Following another divergent day for US indices that saw the Dow rally 0.5% and the NASDAQ dive 0.5%, US index futures are down 0.2% to 0.3% this morning. It’s getaway day for the US Thanksgiving holiday weekend, one of the busiest travel days of the year in the US. Historically, US markets have tended to go quiet after about noon EST on the Wednesday of Thanksgiving week remained that way through to the following Monday.
For the second meeting in a row, the Reserve Bank of New Zealand increased its benchmark interest rate by 0.25%, this time to 0.75%. This move appears to have increased speculation that high inflation may force other central banks to accelerate their plans for tapering stimulus and/or raising interest rates. The US Dollar in particular is benefitting from this, gaining 0.3% against the Canadian Dollar and the Euro and rallying 2.0% against Bitcoin, while gold is steady.
Retail sales heading into Black Friday and retailer earnings remain in the spotlight. Nordstrom is getting crushed in premarket action plunging 20.5% in premarket action after missing expectations badly on earnings ($0.39 vs street $0.56). Management blamed higher labor costs and product shortages for the shortfall. With other retailers blaming recent shortfalls on higher transport costs, it appears that the clothing sector is getting hit first by supply chain and inflation issues, it remains to be seen how long it may take for these sector-wide problems to hit other retail groups. In Canada, convenience store operator Couche-Tard missed street estimates for its EPS by a penny ($0.65 vs street $0.66) but raised its dividend by 26%.
Computer makers posted positive earnings overnight with Dell ($2.37 vs street $2.18) and HP ($0.94 vs street $0.88) both beating expectations. HP is up 4.9% in premarket trading today. The other notable US earnings report today is farm equipment maker Deere ($4.12 vs street $3.90).
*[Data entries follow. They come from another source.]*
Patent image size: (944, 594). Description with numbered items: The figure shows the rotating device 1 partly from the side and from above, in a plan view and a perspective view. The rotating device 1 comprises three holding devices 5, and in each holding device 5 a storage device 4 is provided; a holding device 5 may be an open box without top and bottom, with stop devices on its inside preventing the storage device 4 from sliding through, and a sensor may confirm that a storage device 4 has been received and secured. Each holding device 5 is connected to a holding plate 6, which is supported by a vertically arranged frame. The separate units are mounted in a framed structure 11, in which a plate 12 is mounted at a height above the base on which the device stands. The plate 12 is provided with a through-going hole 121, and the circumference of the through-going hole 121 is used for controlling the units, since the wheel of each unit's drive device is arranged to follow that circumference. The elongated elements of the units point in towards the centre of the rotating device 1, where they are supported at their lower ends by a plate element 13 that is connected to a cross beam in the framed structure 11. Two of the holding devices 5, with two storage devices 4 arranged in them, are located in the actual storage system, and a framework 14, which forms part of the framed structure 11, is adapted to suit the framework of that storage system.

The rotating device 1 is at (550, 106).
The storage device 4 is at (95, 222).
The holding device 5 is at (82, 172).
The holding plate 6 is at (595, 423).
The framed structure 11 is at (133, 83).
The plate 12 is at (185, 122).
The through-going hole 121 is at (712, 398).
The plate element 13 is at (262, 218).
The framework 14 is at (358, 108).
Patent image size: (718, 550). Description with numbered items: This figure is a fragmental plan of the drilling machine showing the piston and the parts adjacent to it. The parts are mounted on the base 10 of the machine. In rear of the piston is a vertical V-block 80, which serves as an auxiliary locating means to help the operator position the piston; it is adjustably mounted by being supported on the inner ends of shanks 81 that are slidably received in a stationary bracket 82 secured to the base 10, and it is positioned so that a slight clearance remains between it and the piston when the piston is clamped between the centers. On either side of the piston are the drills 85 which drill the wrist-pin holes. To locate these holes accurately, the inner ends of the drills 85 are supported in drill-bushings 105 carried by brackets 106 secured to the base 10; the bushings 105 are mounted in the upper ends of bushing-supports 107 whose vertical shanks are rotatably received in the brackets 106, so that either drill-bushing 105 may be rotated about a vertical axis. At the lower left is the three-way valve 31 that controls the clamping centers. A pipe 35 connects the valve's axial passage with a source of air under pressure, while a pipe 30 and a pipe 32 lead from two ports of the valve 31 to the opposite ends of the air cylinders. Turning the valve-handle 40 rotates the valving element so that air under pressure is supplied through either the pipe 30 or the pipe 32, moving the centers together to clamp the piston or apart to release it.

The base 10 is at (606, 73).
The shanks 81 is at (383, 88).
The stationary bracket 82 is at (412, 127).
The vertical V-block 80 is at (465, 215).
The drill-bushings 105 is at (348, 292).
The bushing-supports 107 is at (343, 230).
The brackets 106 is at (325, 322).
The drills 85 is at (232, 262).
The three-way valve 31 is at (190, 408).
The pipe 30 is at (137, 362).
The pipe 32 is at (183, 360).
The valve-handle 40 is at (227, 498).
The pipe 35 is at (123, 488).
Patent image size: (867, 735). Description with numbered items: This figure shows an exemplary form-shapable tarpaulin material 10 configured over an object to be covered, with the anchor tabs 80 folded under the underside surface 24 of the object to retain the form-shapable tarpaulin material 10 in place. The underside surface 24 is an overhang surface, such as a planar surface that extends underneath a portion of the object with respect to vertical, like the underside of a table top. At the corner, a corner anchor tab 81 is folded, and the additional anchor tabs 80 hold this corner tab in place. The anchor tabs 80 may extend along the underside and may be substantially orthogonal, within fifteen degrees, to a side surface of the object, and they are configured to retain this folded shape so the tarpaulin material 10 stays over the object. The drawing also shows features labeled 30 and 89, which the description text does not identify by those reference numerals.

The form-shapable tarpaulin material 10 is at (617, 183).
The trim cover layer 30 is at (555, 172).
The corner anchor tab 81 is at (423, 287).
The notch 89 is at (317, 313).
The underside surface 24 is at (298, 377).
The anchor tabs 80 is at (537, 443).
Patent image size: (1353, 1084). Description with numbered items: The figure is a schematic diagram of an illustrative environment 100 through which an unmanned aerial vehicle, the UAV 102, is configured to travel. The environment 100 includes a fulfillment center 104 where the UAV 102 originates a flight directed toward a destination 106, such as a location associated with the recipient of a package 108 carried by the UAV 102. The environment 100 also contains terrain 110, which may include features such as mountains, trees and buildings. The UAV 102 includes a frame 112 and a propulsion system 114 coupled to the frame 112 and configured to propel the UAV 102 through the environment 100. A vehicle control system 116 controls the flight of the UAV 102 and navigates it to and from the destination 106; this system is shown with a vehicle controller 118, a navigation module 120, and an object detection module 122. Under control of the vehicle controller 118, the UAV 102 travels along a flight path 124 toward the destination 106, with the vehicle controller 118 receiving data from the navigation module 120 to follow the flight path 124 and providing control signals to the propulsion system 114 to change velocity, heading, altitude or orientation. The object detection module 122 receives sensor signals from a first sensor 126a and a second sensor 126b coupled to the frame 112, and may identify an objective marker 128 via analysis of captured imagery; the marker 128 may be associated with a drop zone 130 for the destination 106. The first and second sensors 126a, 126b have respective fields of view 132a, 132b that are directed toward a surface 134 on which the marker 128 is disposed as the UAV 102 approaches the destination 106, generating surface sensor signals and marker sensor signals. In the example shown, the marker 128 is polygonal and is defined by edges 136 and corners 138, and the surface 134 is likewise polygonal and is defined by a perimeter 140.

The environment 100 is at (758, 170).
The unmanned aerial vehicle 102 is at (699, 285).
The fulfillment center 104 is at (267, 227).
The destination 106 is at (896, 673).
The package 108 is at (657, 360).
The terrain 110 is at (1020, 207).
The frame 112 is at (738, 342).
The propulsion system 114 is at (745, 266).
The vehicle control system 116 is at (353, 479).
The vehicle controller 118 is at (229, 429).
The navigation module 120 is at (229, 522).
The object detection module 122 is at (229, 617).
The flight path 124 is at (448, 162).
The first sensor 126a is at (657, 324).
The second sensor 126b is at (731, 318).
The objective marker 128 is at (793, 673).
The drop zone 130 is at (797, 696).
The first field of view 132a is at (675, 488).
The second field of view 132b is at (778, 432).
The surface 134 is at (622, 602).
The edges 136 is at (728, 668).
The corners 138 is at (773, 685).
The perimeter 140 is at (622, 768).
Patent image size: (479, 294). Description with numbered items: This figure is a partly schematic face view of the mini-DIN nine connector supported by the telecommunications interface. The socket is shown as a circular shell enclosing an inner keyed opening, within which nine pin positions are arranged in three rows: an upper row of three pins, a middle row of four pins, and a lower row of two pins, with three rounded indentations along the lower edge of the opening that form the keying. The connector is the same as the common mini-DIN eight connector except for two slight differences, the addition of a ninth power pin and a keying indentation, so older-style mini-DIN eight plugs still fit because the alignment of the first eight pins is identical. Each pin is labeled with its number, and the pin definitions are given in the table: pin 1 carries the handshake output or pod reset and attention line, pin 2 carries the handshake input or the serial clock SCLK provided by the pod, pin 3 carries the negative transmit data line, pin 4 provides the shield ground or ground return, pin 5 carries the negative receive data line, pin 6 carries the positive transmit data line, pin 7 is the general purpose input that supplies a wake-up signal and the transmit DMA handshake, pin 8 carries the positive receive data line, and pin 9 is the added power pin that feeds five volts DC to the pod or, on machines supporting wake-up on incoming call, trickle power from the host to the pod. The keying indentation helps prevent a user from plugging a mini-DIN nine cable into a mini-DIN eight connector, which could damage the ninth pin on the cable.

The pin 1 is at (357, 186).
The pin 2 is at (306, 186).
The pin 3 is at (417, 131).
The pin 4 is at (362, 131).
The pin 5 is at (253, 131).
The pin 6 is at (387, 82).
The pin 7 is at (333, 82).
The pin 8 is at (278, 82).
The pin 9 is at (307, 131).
In what appears to be a case of “sell on rumor, buy on news” WTI crude oil bounced back a bit yesterday and is holding steady near $78.50/bbl this morning. Yesterday the US and several other countries including China, India, Japan, South Korea and the UK announced a coordinated plan to release supply into the market from their stockpiles in order to keep a lid on prices. The rebound suggests that perhaps the amount or timing of the new oil supply may not be as much as the street has speculated.
It’s a huge day for economic news with three days of reports crammed into one. Notable reports out so far include: US durable goods orders (-0.5% vs street +0.2%), and the US Q3 GDP update (2.1% vs street 2.2%) both of which were disappointing.
Another round of reports is scheduled for 10:00 am EST today headlined by core PCE inflation, a favorite of the Fed, (street 4.1% vs previous 3.6%). New home sales (previous 14.0%), personal income (street 0.2% vs previous -1.0%) and personal spending (street 0.9% vs previous 0.6%). US weekly crude oil inventories (street -0.9 mmbbls) are due at 10:30 am EST, followed by weekly natural gas storage (previous 26 BCF build) is due at noon, with the day wrapping up at 2:00 pm EST with minutes from the last FOMC meeting.